"Just look! I'm all dressed already."

Mr. Pelz advanced to her, his clasp closing over each of her bare arms, smile and gaze lifting.

"Rosie, you've got them all beat! Guess why I wish I was your diamond necklace."

"Roody, it's nearly seven. Don't make me ashamed for Feist."

"Guess!"

"All right, then, I guess."

"So I could always be round your neck."

His hand flew immediately to the lay of gems at her throat, a small flush rising.

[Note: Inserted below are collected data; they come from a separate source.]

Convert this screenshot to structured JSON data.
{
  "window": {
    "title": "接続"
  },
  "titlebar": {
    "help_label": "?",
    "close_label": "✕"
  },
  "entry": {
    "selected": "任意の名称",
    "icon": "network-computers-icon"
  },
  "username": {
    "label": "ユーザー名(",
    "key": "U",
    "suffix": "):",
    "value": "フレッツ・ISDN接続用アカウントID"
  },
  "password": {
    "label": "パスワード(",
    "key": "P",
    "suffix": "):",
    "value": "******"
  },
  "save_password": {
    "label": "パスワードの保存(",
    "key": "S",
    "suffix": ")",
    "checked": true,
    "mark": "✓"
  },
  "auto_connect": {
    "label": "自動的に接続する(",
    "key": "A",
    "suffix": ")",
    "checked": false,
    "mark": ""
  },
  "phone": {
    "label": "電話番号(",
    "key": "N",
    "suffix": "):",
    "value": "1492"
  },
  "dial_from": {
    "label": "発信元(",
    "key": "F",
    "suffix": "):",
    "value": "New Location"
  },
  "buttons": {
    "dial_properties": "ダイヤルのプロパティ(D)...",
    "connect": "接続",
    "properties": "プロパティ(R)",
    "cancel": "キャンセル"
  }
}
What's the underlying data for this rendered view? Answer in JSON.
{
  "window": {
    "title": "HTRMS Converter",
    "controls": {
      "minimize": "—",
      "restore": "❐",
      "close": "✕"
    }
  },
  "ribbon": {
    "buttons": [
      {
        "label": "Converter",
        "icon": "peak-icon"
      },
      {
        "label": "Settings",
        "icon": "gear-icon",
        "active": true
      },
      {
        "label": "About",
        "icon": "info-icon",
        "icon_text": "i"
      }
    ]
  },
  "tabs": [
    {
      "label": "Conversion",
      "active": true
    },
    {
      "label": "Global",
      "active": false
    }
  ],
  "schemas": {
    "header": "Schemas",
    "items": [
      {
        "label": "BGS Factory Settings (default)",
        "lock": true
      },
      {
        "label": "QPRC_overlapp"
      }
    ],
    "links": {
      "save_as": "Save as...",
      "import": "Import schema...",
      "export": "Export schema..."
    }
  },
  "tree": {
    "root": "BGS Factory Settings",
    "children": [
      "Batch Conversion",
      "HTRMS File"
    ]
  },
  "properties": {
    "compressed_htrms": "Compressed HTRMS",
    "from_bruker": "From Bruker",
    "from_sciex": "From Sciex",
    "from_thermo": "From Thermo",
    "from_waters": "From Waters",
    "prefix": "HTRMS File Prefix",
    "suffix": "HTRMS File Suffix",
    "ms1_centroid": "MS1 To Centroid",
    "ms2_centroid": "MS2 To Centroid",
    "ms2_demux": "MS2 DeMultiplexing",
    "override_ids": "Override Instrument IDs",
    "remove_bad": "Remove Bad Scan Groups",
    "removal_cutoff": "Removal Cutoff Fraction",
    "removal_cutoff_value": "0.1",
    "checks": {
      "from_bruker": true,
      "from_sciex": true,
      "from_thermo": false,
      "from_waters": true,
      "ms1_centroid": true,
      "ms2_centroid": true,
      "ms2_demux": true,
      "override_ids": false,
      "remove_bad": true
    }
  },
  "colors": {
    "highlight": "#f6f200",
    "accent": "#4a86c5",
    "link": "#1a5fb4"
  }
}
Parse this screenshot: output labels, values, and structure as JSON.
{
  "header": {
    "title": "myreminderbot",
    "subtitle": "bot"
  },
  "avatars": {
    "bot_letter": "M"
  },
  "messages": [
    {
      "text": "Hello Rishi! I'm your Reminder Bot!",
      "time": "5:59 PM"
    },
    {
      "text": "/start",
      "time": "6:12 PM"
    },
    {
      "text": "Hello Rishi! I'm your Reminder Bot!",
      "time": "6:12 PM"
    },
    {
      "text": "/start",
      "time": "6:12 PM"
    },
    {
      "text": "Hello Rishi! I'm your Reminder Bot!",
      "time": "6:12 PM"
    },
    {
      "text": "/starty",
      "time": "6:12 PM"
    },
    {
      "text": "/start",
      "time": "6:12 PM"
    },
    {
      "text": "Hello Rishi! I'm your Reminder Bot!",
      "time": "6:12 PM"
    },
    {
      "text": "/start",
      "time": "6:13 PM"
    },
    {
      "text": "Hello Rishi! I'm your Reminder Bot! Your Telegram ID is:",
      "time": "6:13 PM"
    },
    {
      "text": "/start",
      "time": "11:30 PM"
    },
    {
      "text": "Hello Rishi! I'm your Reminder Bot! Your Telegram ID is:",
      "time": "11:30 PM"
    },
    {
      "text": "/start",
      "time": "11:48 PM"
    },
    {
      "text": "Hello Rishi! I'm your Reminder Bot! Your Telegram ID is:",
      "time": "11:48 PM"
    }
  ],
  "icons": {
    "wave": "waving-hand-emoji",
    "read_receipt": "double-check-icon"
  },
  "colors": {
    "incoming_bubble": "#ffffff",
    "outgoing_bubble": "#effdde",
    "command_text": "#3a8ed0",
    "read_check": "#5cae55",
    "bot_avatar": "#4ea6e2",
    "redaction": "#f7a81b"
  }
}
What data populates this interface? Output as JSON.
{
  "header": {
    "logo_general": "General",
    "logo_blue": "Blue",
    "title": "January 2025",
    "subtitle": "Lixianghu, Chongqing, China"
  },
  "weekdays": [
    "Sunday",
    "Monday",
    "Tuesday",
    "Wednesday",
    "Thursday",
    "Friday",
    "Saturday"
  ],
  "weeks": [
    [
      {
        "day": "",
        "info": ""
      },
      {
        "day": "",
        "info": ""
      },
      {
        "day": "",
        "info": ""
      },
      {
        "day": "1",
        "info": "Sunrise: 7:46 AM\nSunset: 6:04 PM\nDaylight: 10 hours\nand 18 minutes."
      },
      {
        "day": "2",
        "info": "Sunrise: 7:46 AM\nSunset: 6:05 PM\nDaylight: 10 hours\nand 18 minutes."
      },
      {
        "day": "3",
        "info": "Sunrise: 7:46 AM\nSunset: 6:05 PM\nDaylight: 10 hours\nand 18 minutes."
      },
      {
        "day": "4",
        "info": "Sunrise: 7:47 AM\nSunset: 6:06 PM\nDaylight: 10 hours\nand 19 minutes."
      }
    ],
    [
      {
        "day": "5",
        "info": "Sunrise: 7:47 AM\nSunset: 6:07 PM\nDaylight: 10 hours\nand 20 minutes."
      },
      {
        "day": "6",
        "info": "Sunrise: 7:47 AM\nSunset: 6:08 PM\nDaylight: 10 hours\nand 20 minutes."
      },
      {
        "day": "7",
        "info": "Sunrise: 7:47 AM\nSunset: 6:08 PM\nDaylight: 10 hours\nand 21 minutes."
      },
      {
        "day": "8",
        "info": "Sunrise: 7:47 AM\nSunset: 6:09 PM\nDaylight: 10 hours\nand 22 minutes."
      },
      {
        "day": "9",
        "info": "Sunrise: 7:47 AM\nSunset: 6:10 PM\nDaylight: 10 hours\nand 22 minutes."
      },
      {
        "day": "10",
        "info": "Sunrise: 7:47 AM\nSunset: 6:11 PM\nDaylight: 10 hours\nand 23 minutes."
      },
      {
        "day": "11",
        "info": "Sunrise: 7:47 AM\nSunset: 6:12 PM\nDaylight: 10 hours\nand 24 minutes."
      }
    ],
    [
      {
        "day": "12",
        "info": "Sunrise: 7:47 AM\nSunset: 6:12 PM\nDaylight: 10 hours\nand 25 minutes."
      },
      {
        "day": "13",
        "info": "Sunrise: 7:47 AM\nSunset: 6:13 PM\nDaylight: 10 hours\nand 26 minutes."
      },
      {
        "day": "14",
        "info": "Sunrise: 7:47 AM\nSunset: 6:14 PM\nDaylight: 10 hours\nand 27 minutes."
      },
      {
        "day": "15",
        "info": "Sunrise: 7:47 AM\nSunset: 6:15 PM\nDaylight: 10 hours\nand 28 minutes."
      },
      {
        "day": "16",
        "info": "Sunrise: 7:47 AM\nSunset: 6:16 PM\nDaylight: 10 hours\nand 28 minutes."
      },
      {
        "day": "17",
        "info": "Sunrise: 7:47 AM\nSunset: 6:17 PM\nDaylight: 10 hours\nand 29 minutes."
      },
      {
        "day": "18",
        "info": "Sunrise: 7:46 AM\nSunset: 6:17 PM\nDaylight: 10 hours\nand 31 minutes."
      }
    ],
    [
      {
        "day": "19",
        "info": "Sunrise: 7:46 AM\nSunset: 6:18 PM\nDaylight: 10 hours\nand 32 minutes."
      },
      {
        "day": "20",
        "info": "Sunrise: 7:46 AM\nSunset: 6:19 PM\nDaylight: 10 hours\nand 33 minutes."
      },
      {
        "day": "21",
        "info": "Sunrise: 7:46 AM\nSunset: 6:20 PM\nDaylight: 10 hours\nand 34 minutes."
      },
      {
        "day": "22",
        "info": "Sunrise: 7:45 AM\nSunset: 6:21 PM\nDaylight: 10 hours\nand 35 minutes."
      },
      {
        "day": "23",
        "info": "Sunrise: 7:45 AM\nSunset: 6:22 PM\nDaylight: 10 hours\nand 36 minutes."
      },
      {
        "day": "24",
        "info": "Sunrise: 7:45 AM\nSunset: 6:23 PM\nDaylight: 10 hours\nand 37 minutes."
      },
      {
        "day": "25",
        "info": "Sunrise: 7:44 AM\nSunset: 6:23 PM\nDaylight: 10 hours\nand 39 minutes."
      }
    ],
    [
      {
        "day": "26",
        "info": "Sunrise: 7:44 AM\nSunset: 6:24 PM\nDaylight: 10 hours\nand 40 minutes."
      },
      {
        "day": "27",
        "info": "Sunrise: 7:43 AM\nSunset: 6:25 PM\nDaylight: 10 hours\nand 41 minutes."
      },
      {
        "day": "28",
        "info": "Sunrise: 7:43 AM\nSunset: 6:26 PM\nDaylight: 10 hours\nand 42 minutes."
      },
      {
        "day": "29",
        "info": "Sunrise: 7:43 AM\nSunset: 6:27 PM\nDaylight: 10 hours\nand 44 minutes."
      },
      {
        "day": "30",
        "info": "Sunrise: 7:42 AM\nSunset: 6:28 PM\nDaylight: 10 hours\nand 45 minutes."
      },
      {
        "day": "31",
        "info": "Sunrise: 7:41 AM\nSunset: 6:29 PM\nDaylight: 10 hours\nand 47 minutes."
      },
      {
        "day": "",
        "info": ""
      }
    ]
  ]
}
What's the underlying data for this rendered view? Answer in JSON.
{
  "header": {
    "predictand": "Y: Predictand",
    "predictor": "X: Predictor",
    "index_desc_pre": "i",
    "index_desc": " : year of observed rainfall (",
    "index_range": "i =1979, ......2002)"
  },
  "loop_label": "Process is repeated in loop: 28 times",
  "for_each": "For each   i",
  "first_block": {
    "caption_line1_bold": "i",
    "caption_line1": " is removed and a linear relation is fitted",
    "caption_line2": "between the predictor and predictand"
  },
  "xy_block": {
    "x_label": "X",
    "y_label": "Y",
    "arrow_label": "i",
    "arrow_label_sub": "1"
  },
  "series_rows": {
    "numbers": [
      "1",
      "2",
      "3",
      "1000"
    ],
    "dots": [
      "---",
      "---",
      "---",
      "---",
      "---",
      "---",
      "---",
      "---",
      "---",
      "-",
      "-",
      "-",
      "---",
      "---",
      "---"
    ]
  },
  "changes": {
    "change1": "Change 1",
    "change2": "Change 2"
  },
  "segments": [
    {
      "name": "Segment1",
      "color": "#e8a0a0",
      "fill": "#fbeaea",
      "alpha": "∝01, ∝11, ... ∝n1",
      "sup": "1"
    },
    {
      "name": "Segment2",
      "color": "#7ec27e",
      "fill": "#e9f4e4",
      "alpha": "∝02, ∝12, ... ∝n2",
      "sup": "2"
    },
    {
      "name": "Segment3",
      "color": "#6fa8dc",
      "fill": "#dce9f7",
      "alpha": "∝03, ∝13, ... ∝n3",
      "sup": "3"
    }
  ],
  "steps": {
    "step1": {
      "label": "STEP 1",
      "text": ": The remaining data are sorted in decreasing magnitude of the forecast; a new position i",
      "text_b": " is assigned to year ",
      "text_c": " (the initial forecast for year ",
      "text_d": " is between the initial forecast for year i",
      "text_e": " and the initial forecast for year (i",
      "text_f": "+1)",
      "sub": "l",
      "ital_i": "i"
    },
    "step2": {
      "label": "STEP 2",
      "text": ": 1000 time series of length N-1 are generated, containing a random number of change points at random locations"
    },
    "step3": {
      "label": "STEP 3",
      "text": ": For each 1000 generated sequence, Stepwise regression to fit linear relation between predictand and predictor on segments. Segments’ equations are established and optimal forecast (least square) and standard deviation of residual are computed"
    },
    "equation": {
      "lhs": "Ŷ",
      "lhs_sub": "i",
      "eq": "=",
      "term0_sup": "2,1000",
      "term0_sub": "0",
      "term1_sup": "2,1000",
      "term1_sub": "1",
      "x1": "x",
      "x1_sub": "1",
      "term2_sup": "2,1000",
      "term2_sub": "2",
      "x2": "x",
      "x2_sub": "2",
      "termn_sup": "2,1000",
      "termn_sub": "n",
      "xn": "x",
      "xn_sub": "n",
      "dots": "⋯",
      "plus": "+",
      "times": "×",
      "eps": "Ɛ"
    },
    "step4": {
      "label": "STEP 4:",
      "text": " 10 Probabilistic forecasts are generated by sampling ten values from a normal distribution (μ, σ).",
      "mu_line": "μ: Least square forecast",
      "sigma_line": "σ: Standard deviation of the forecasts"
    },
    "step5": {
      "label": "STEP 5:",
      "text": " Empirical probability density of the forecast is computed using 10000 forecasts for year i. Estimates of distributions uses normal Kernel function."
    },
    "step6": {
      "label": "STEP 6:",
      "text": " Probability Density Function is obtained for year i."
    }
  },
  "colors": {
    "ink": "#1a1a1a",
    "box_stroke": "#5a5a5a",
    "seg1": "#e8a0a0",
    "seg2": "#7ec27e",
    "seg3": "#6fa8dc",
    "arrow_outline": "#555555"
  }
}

"Roody, you hear me—hurry! Stop it, I tell you! You pinch." But she was warmly pink now, the shake of her head setting the heavy-carat gems in her ears waggling.

Time, probably emulating destiny, had worked kindly here; had brought to Mrs. Pelz the soft, dove-like maturity of her little swell of bosom; the white, even creamy shoulders ever so slightly too plump between the blades; the still black hair polished and waved into expensive permanence. Out of years that had first veered and finally taken course under his unquestionable captaincy, Rudolph Pelz, with some of their storm and stress written in deep brackets round his mouth, the red hair just beginning to pale and thin, and a certain roundness of back enhancing his squattiness, had come snugly and simply into harbor. Only the high cheek-bones and bony jaw-line and the rather inconveniently low voice, which, however, had the timbre of an ormolu clock in the chiming, indicating his peculiar and covert power to dominate as dynamically as ungrammatically a board of directors reckoning in millions across the mahogany.